Whilst many fans of the comics were delighted to see the diverse casting announcement, there were those who were opposed to a non-binary actor playing Desire (yes, that’s despite the fact that the character is canonically non-binary in the comics) and a woman playing Lucifer. Unfortunately, most of the outrage stemmed from fans being disappointed by Kirby Howell-Baptiste, who happens to be a Black woman, being cast as Death. Neil was quick to call this out on Twitter: “If you think the Endless have any specific human race or form, you’ve missed something in Sandman. Don’t worry. Watch the show.” He responded to another user saying: “I always thought that people loved Death for who she was. The person that I wrote. I’m astonished to find that, for some people, what they thought she was, was a white woman, and just a white woman.” 

I believe that even the biggest haters would find it challenging to not be in complete awe of Kirby’s portrayal of Death.

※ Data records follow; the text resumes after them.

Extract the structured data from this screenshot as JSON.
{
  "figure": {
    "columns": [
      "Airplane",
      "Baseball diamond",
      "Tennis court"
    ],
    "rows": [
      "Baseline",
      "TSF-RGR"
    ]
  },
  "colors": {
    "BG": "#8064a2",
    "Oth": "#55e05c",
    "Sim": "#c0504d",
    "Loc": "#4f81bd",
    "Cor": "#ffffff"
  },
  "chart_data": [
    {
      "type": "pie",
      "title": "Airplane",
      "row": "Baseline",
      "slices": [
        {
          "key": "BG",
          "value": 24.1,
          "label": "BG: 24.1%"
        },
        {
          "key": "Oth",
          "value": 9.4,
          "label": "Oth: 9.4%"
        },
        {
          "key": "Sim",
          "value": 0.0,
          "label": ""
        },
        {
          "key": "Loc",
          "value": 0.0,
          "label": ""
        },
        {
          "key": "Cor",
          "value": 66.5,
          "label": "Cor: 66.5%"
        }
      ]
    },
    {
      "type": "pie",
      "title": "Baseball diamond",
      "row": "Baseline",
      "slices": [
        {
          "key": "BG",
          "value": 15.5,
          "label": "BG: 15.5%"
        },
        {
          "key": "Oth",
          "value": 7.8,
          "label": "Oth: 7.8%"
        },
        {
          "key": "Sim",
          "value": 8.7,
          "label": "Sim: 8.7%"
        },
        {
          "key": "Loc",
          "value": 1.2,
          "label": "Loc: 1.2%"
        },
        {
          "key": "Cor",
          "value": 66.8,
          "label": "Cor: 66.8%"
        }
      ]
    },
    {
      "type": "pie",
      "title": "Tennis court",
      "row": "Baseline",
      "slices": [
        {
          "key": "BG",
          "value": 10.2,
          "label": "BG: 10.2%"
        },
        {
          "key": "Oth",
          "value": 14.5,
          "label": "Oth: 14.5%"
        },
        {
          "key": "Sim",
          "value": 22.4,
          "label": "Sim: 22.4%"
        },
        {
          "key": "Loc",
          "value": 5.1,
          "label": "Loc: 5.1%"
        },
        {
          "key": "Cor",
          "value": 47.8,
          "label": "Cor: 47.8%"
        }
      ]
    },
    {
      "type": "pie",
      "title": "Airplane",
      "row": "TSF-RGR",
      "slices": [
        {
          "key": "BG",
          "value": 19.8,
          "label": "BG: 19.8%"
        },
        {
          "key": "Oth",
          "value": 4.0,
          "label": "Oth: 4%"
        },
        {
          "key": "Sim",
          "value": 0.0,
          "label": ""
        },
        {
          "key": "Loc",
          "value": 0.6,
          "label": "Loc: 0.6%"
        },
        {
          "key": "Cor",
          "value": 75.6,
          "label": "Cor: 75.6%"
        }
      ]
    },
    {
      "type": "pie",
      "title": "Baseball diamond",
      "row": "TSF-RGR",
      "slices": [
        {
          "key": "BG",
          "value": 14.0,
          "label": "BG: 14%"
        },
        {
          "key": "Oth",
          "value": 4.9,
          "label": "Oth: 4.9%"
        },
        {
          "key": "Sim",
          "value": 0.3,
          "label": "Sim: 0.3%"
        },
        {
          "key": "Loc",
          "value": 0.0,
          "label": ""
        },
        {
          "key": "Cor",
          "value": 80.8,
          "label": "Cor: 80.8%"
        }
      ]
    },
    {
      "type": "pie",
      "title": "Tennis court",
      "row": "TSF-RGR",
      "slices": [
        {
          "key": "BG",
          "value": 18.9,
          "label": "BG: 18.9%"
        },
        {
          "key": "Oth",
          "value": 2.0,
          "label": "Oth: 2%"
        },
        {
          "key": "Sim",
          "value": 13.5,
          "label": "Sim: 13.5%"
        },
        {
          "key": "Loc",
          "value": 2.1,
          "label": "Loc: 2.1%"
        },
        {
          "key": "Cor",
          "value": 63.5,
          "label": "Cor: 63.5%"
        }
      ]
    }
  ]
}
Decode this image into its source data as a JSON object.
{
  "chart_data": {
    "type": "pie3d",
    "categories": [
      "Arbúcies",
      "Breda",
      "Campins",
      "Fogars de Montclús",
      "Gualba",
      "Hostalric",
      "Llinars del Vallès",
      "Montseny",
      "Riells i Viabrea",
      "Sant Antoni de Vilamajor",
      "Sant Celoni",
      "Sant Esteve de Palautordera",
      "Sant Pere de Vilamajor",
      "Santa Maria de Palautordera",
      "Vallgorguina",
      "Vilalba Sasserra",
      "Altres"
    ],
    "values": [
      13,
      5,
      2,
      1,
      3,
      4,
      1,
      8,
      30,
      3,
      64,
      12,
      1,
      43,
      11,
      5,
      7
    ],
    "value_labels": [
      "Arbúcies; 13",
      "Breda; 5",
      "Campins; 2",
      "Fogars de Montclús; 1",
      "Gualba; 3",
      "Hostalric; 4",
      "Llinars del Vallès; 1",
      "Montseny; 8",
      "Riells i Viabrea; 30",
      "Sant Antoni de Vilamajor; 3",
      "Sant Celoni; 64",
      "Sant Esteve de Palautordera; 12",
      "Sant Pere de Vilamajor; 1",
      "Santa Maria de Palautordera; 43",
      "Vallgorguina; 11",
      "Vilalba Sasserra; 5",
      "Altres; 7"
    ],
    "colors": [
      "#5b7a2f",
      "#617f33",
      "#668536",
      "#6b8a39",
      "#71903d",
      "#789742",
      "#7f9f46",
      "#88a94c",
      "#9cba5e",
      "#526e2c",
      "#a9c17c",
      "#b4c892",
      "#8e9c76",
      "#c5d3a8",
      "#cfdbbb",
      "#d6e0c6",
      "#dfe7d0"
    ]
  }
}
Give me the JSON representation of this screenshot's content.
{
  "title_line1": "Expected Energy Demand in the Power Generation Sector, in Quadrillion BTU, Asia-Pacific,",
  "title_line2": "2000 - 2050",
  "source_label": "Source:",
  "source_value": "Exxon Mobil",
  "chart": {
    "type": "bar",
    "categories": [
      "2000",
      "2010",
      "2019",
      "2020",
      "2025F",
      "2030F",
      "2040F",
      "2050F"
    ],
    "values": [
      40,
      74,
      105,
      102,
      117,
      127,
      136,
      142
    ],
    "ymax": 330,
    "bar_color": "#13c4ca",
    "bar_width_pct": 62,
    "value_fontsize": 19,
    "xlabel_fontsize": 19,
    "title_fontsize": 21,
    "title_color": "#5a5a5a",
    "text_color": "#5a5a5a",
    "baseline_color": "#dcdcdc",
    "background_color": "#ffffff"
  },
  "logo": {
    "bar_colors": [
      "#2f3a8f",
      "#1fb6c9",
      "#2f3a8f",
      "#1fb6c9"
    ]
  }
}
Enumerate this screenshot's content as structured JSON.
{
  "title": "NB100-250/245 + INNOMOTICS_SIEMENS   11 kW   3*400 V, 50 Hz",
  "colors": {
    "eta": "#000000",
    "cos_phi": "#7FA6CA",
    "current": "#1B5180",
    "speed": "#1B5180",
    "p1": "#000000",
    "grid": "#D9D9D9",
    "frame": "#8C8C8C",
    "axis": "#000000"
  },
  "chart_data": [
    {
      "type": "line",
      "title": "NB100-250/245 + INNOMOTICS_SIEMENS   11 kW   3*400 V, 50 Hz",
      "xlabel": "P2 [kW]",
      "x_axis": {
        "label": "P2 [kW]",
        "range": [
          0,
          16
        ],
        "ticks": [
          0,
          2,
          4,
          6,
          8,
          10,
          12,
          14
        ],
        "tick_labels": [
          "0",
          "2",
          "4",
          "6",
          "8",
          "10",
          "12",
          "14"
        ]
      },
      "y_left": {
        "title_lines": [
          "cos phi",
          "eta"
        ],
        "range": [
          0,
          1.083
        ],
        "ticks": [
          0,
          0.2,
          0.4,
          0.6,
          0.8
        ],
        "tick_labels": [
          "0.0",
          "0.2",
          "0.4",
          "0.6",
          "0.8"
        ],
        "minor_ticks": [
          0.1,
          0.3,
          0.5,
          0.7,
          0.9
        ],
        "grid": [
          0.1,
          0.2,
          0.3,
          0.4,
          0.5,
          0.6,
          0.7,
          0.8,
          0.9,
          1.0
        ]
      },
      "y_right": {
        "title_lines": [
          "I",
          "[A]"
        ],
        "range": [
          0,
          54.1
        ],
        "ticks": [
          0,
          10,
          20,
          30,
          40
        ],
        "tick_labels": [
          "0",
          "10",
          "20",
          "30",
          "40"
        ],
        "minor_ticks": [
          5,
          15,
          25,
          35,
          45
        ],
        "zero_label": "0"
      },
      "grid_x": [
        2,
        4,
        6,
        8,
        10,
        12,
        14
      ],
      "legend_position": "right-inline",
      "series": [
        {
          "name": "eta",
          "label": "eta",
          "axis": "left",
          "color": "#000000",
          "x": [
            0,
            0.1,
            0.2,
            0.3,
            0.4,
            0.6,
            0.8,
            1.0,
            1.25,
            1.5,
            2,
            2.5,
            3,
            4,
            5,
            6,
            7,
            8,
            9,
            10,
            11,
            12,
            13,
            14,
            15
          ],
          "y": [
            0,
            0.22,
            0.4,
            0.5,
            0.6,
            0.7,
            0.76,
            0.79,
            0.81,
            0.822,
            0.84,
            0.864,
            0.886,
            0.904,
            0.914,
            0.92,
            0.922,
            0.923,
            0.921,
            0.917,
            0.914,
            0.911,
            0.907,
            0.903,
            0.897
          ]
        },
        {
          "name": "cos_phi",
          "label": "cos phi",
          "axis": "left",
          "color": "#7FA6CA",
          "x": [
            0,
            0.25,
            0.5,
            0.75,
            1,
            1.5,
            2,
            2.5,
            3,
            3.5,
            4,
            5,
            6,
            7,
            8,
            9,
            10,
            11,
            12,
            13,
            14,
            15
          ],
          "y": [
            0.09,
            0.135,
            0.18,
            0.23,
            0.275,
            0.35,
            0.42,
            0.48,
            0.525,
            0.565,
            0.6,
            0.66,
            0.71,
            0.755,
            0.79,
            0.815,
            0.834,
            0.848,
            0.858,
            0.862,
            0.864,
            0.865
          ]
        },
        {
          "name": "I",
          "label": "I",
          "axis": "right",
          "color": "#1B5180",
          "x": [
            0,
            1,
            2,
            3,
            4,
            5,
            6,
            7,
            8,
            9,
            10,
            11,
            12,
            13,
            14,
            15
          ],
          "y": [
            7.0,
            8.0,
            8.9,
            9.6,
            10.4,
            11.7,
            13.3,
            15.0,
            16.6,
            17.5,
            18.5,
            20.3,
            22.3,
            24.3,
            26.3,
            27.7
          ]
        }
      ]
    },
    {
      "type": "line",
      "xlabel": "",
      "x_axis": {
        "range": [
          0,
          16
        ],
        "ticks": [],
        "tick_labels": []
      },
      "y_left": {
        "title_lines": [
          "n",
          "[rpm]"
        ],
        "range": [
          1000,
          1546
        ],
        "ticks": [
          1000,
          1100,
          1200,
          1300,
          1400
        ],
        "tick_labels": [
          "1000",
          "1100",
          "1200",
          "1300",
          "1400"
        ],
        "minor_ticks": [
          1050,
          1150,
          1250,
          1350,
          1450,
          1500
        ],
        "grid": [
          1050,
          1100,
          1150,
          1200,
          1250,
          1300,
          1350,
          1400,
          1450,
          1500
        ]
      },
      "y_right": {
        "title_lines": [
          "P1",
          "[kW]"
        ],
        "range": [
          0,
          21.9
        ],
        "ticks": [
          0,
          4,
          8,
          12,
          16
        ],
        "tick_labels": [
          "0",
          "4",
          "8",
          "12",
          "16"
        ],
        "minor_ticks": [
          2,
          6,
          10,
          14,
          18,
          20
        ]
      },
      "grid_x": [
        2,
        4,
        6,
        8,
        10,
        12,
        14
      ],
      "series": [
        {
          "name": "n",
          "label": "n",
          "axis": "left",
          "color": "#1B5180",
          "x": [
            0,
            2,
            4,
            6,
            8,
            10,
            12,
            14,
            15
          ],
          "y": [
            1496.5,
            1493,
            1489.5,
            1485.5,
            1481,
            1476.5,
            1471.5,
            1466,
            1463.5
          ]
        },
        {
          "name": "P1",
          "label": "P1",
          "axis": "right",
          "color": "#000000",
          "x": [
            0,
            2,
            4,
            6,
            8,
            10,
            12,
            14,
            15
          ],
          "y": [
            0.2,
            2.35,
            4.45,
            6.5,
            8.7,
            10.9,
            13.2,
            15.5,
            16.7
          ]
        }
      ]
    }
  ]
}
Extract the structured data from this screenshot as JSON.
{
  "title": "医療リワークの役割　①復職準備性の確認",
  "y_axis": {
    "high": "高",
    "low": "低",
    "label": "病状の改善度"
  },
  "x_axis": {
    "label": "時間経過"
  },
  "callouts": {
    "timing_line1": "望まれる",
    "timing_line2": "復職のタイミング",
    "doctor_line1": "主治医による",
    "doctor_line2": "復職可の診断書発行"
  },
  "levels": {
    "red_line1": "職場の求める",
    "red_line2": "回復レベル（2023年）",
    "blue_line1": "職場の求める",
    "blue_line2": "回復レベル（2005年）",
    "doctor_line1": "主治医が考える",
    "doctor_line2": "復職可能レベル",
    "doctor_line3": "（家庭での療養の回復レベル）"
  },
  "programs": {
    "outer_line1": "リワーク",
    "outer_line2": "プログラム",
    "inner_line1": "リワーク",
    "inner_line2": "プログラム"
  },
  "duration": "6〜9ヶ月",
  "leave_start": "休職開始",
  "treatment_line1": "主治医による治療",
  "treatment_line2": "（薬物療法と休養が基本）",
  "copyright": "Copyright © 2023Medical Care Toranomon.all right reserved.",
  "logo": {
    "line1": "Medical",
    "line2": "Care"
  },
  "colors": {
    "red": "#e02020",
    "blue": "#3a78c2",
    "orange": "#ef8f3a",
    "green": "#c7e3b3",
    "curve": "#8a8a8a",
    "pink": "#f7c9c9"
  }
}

As Neil said in an interview with The Guardian: “I saw 700 auditions. It’s amazing how many amazing, beautiful, talented actresses of all ethnicities and backgrounds can’t say lines like: ‘You are the most appalling excuse for an anthropomorphic personification on this or any other plane!’ and make it convincing.”

My favourite episode from the show was one that focused on Death. I loved how it humanised both her and Dream by exploring their relationship. Yes these siblings are immortal powerful beings, but they are also part of a very dysfunctional family. Viewers watch through teary eyes as Death collects those who have passed, it’s definitely an episode that hits home and carries the show’s existential and philosophical themes.

By the time the 10 episode series draws to a dramatic close, it has adapted the first two volumes of the comics – which means there are eight more that could make up future seasons. The ending of the show will leave viewers desperate for more. The Sandman has already introduced a wide range of characters, and there are so many more to meet. If all goes well, we’ll get to meet them all soon and hopefully the following seasons will be just as, if not more, queer.